Saturday, January 22, 2022

Too much emphasis on wife’s consent: HC

 Too much emphasis on wife’s consent: HC


Abhinav.Garg@timesgroup.com

22.01.2022

New Delhi: There is a “qualitative difference” in sexual equation between people who are married to each other and between those who are not, the Delhi HC observed Friday, adding one can’t “equate chalk and cheese”.
Justice C Hari Shankar reminded Rebecca John, appointed as amicus curiae to assist the court on the petitions seeking to criminalise marital rape, that while “there is a right to expect sexual relations from both sides in a marriage, there is no such right  when the parties are not married”.

Explaining why he remains sceptical of “too much emphasis” on wife’s consent made by the amicus, Shankar said Parliament did provide “some kind of rational basis” to justify the exception in IPC 375 to protect husbands. “We are obfuscating this entire argument, this entire rationale (provided by legislature) by concentrating on consent, consent, consent. We can’t deny that there is a presumption of constitutionality in the law made by Parliament. Specially in a criminal case we don’t lightly quash a provision that is not deemed an offence,” Shankar said. He wondered if the court can “substitute our sensitivities or sensibilities” and “step into the legislature’s shoes” to overturn a legal provision when there is a “prima facie rational basis” for it given by Parliament.

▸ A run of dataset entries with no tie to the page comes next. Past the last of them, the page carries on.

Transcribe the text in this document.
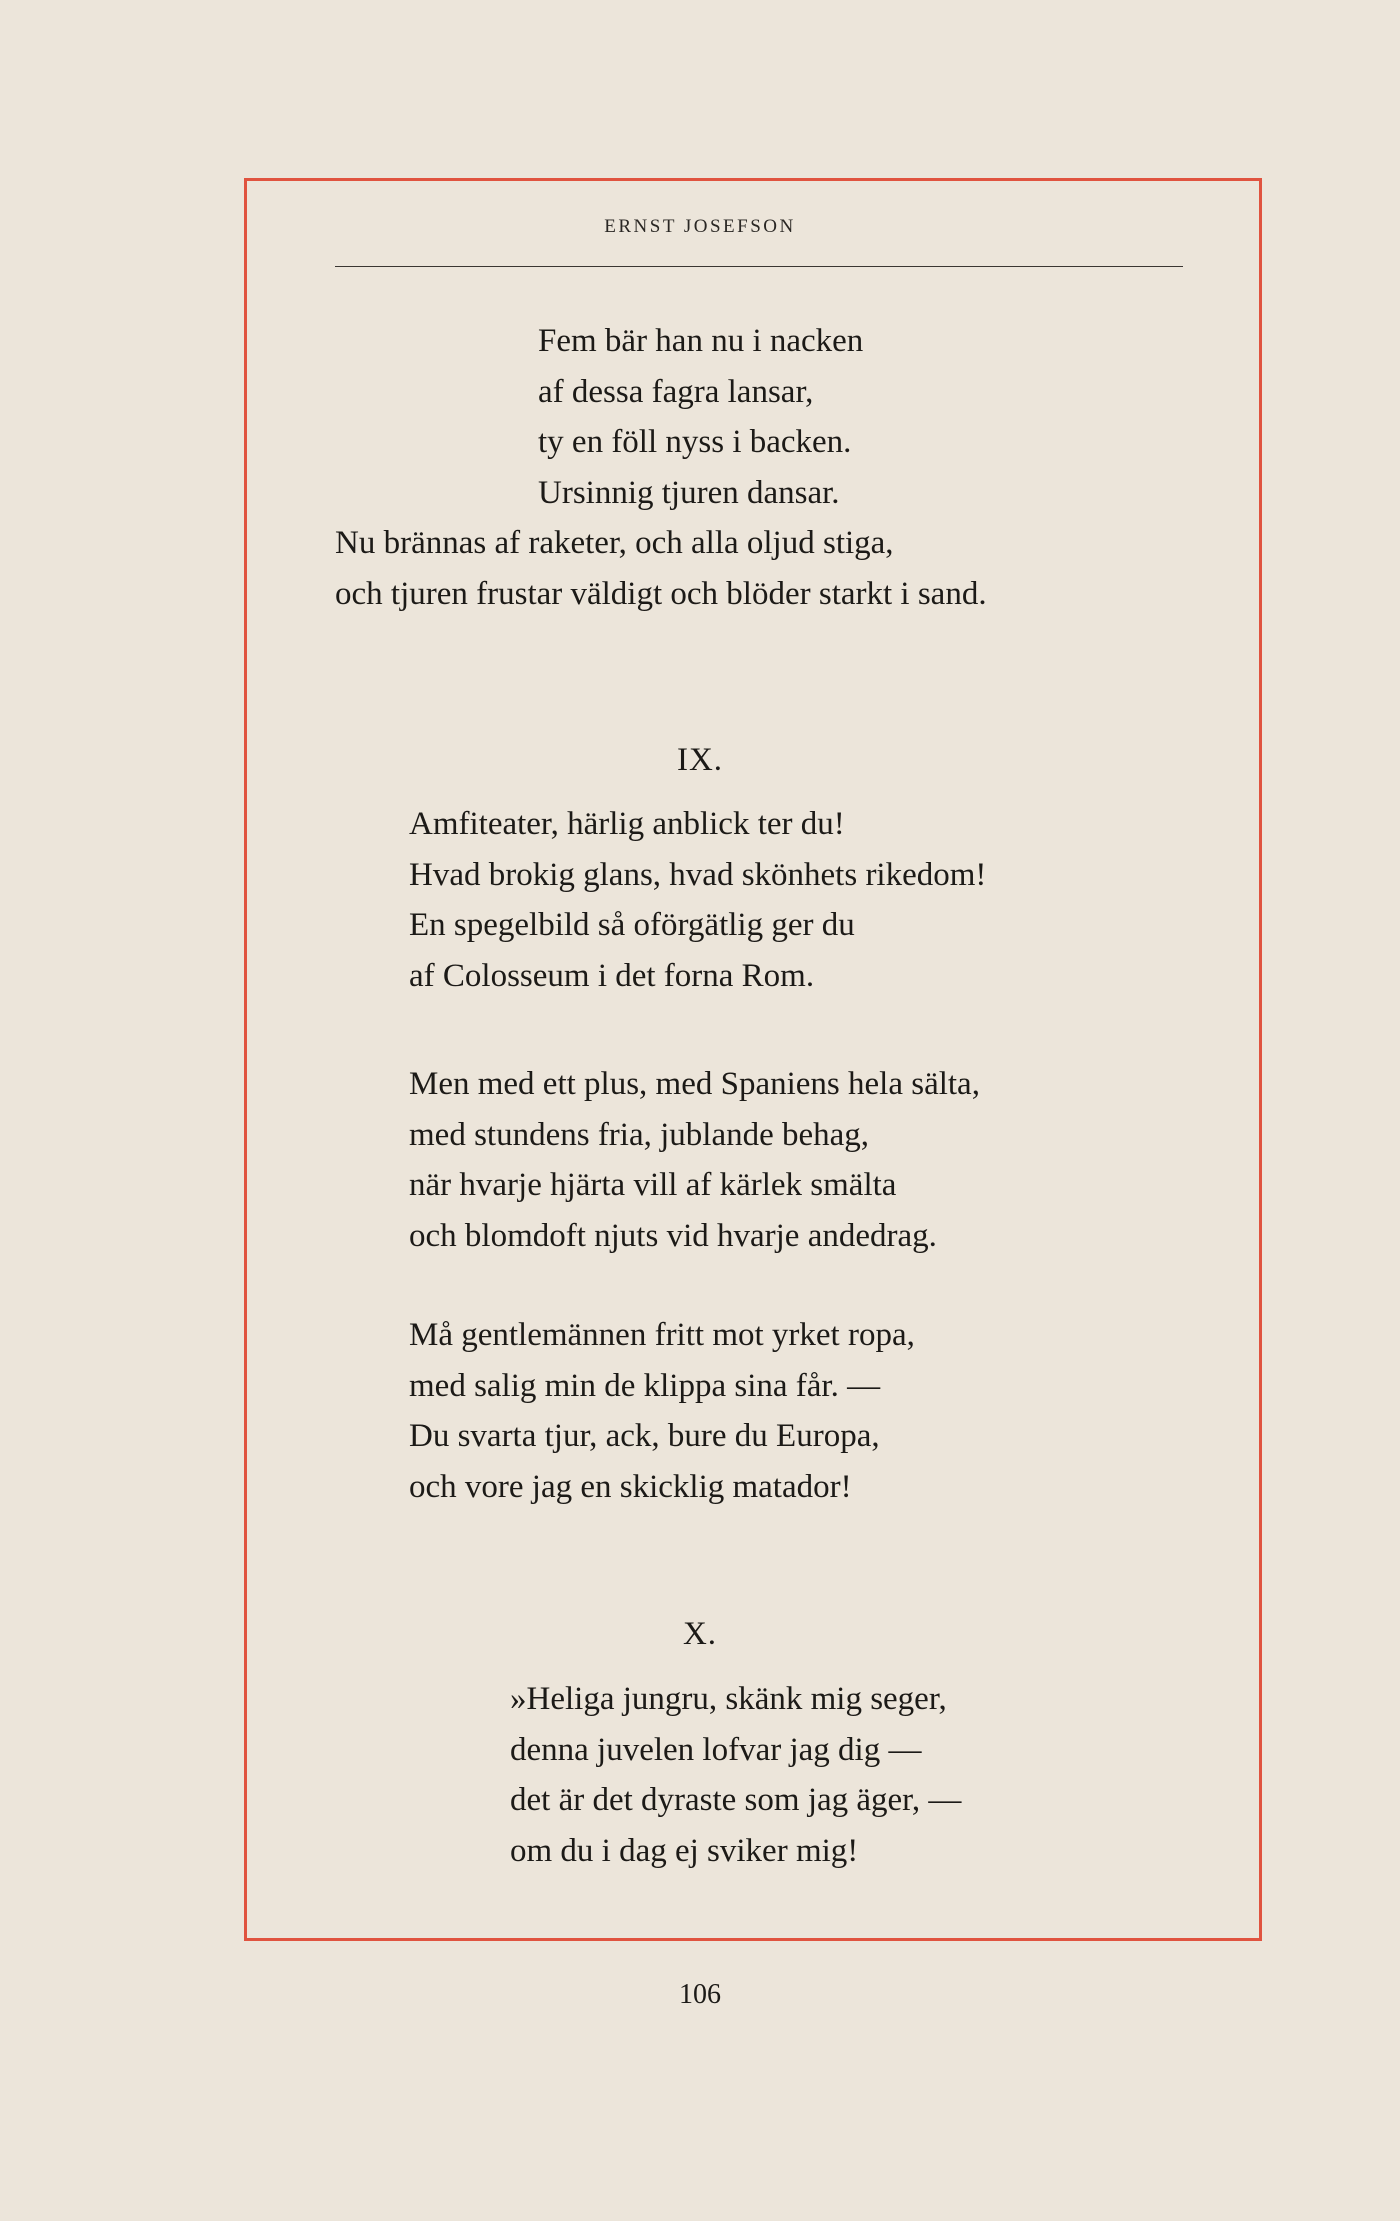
ERNST JOSEFSON
Fem bär han nu i nacken
af dessa fagra lansar,
ty en föll nyss i backen.
Ursinnig tjuren dansar.
Nu brännas af raketer, och alla oljud stiga,
och tjuren frustar väldigt och blöder starkt i sand.
IX.
Amfiteater, härlig anblick ter du!
Hvad brokig glans, hvad skönhets rikedom!
En spegelbild så oförgätlig ger du
af Colosseum i det forna Rom.
Men med ett plus, med Spaniens hela sälta,
med stundens fria, jublande behag,
när hvarje hjärta vill af kärlek smälta
och blomdoft njuts vid hvarje andedrag.
Må gentlemännen fritt mot yrket ropa,
med salig min de klippa sina får. —
Du svarta tjur, ack, bure du Europa,
och vore jag en skicklig matador!
X.
»Heliga jungru, skänk mig seger,
denna juvelen lofvar jag dig —
det är det dyraste som jag äger, —
om du i dag ej sviker mig!
106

John however maintained that there is no “right” but only an “expectation” of conjugal relations with wife in a marriage and the same also cannot lead to the husband having forced relations with her. “ In a given situation, the husband may be right and the right may be unreasonable. . . (but) there is no right. There can be an expectation. The expectation cannot lead to forcible sex on your wife,” the senior lawyer noted.